Parameter exploring policy gradients and their implications

Reinforcement Learning is the most commonly used class of learning algorithms which lets robots or other systems autonomously learn their behaviour. Learning is enabled solely through interaction with the environment. Today’s learning systems are often confronted with high dimensional and continuous problems. To solve those, so-called Policy Gradient methods are used more and more often. The PGPE algorithm developed in this thesis, a new type of Policy Gradient algorithm, allows model-free learning in complex, continuous, partially observable and high dimensional environments. We show that tasks like grasping of glasses and plates with an human-like arm can be learned with this method without prior knowledge, solely with pure model-free reinforcement learning in a simulation environment. Also, the balancing of a humanoid robot perturbed by external forces, as well as dynamic walking behaviour of a mass-spring system could be learned. In all experiments, PGPE learned the given tasks more efficiently than well-established methods.
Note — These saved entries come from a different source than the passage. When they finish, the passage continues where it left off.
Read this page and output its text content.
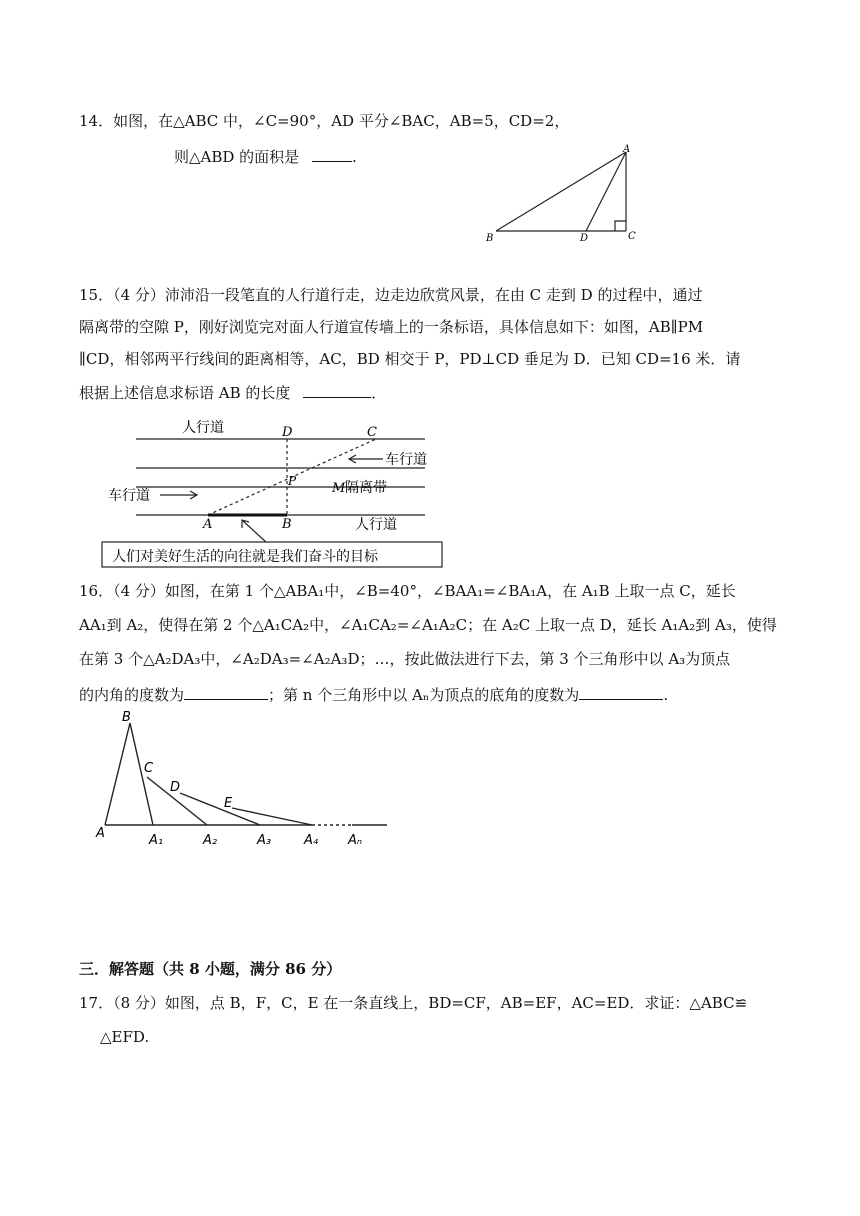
14．如图，在△ABC 中，∠C=90°，AD 平分∠BAC，AB=5，CD=2，
则△ABD 的面积是	.	A
B	D	C
15．（4 分）沛沛沿一段笔直的人行道行走，边走边欣赏风景，在由 C 走到 D 的过程中，通过
隔离带的空隙 P，刚好浏览完对面人行道宣传墙上的一条标语，具体信息如下：如图，AB∥PM
∥CD，相邻两平行线间的距离相等，AC，BD 相交于 P，PD⊥CD 垂足为 D．已知 CD=16 米．请
根据上述信息求标语 AB 的长度	．
人行道	D	C
车行道
P	M 隔离带
车行道
A	B	人行道
人们对美好生活的向往就是我们奋斗的目标
16．（4 分）如图，在第 1 个△ABA₁中，∠B=40°，∠BAA₁=∠BA₁A，在 A₁B 上取一点 C，延长
AA₁到 A₂，使得在第 2 个△A₁CA₂中，∠A₁CA₂=∠A₁A₂C；在 A₂C 上取一点 D，延长 A₁A₂到 A₃，使得
在第 3 个△A₂DA₃中，∠A₂DA₃=∠A₂A₃D；…，按此做法进行下去，第 3 个三角形中以 A₃为顶点
的内角的度数为	；第 n 个三角形中以 Aₙ为顶点的底角的度数为	.
B
C
D
E
A	A₁	A₂	A₃	A₄ Aₙ
三．解答题（共 8 小题，满分 86 分）
17．（8 分）如图，点 B，F，C，E 在一条直线上，BD=CF，AB=EF，AC=ED．求证：△ABC≌
△EFD.
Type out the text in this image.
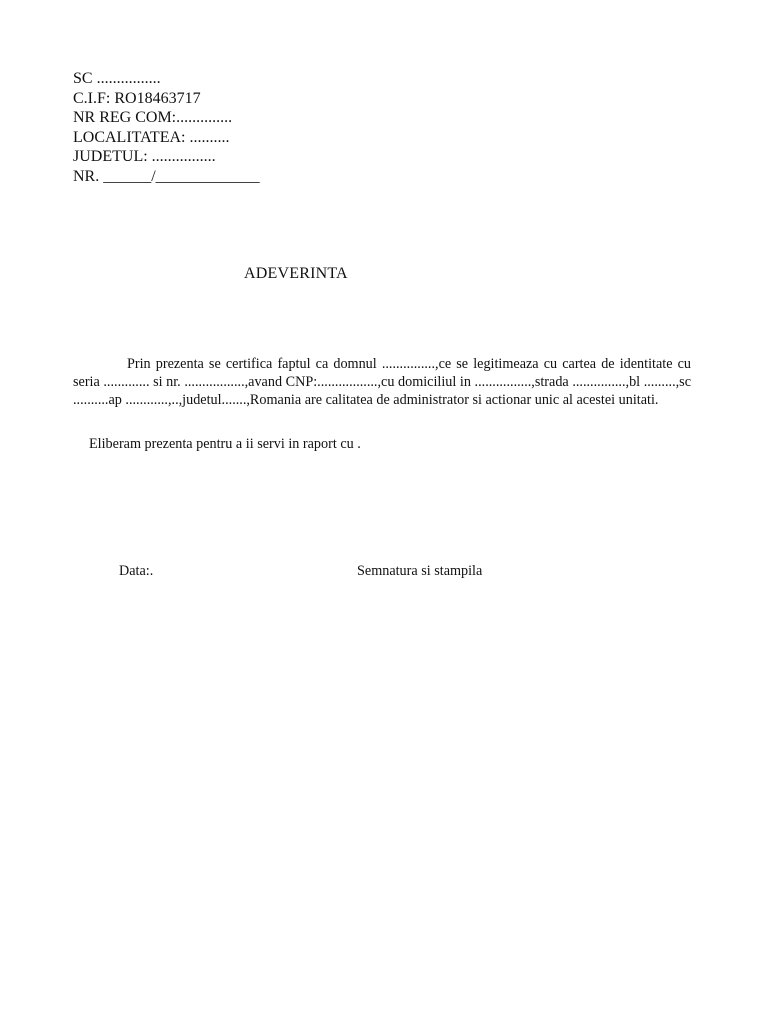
SC ................
C.I.F: RO18463717
NR REG COM:..............
LOCALITATEA: ..........
JUDETUL: ................
NR. ______/_____________
ADEVERINTA
Prin prezenta se certifica faptul ca domnul ...............,ce se legitimeaza cu cartea de identitate cu seria ............. si nr. .................,avand CNP:.................,cu domiciliul in ................,strada ...............,bl .........,sc ..........ap ............,..,judetul.......,Romania are calitatea de administrator si actionar unic al acestei unitati.
Eliberam prezenta pentru a ii servi in raport cu .
Data:.	Semnatura si stampila
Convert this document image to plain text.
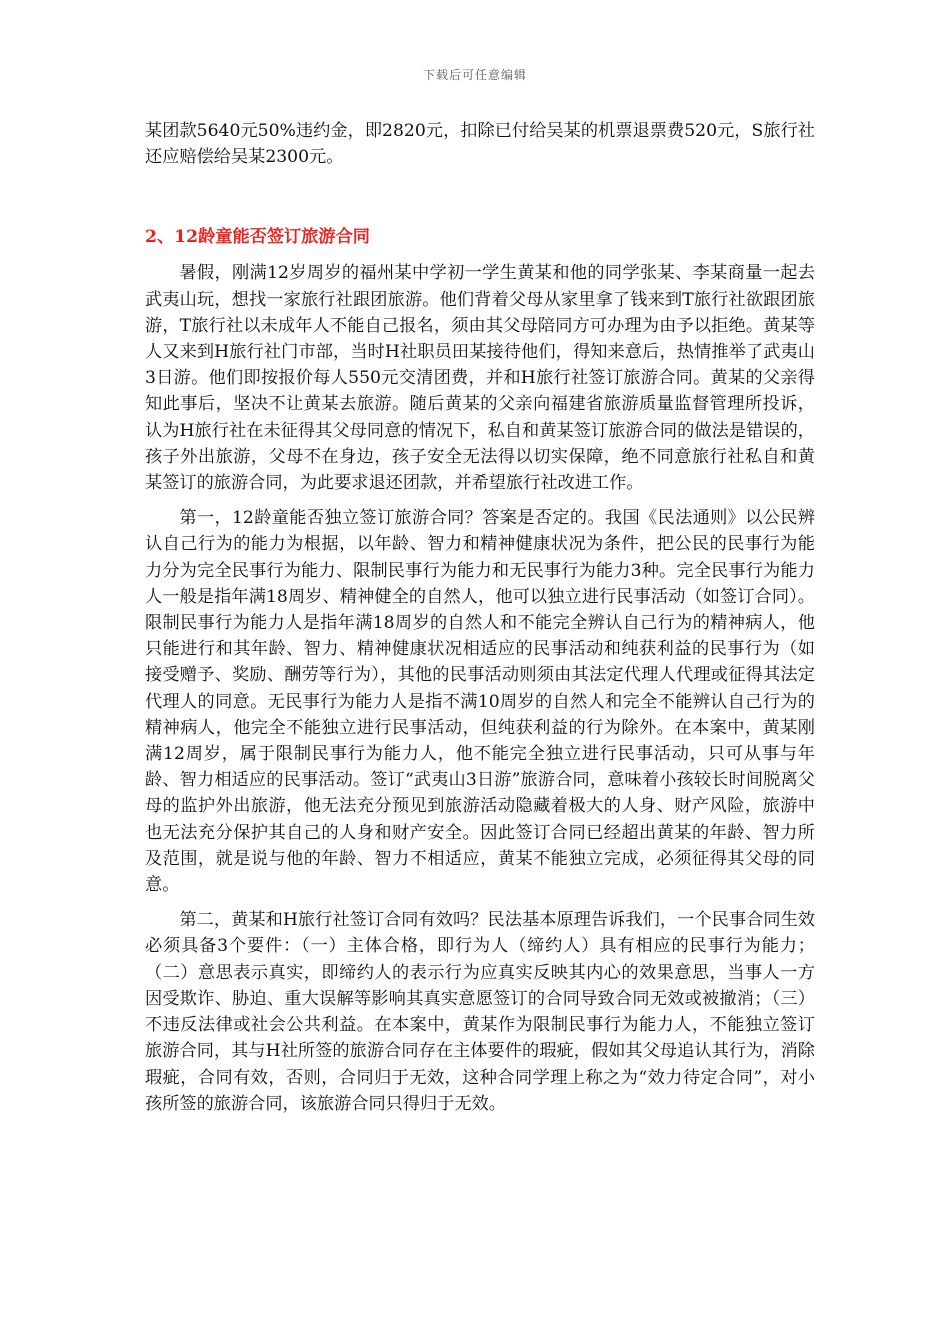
下载后可任意编辑

某团款5640元50%违约金，即2820元，扣除已付给吴某的机票退票费520元，S旅行社还应赔偿给吴某2300元。

2、12龄童能否签订旅游合同

暑假，刚满12岁周岁的福州某中学初一学生黄某和他的同学张某、李某商量一起去武夷山玩，想找一家旅行社跟团旅游。他们背着父母从家里拿了钱来到T旅行社欲跟团旅游，T旅行社以未成年人不能自己报名，须由其父母陪同方可办理为由予以拒绝。黄某等人又来到H旅行社门市部，当时H社职员田某接待他们，得知来意后，热情推举了武夷山3日游。他们即按报价每人550元交清团费，并和H旅行社签订旅游合同。黄某的父亲得知此事后，坚决不让黄某去旅游。随后黄某的父亲向福建省旅游质量监督管理所投诉，认为H旅行社在未征得其父母同意的情况下，私自和黄某签订旅游合同的做法是错误的，孩子外出旅游，父母不在身边，孩子安全无法得以切实保障，绝不同意旅行社私自和黄某签订的旅游合同，为此要求退还团款，并希望旅行社改进工作。

第一，12龄童能否独立签订旅游合同？答案是否定的。我国《民法通则》以公民辨认自己行为的能力为根据，以年龄、智力和精神健康状况为条件，把公民的民事行为能力分为完全民事行为能力、限制民事行为能力和无民事行为能力3种。完全民事行为能力人一般是指年满18周岁、精神健全的自然人，他可以独立进行民事活动（如签订合同）。限制民事行为能力人是指年满18周岁的自然人和不能完全辨认自己行为的精神病人，他只能进行和其年龄、智力、精神健康状况相适应的民事活动和纯获利益的民事行为（如接受赠予、奖励、酬劳等行为），其他的民事活动则须由其法定代理人代理或征得其法定代理人的同意。无民事行为能力人是指不满10周岁的自然人和完全不能辨认自己行为的精神病人，他完全不能独立进行民事活动，但纯获利益的行为除外。在本案中，黄某刚满12周岁，属于限制民事行为能力人，他不能完全独立进行民事活动，只可从事与年龄、智力相适应的民事活动。签订“武夷山3日游”旅游合同，意味着小孩较长时间脱离父母的监护外出旅游，他无法充分预见到旅游活动隐藏着极大的人身、财产风险，旅游中也无法充分保护其自己的人身和财产安全。因此签订合同已经超出黄某的年龄、智力所及范围，就是说与他的年龄、智力不相适应，黄某不能独立完成，必须征得其父母的同意。

第二，黄某和H旅行社签订合同有效吗？民法基本原理告诉我们，一个民事合同生效必须具备3个要件：（一）主体合格，即行为人（缔约人）具有相应的民事行为能力；（二）意思表示真实，即缔约人的表示行为应真实反映其内心的效果意思，当事人一方因受欺诈、胁迫、重大误解等影响其真实意愿签订的合同导致合同无效或被撤消；（三）不违反法律或社会公共利益。在本案中，黄某作为限制民事行为能力人，不能独立签订旅游合同，其与H社所签的旅游合同存在主体要件的瑕疵，假如其父母追认其行为，消除瑕疵，合同有效，否则，合同归于无效，这种合同学理上称之为“效力待定合同”，对小孩所签的旅游合同，该旅游合同只得归于无效。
In addition, the use of PGPE is not restricted to robotics. Among several investigated methods, it was the most successful in cracking non-differentiable physical cryptography systems. PGPE is suitable for training multidimensional recurrent neural networks to play Go, or for fine-tuning deep neural nets for computer vision. In the scope of this thesis, the principles used, the advantages and disadvantages as well as the differences with regard to well-established methods are derived and analysed in detail.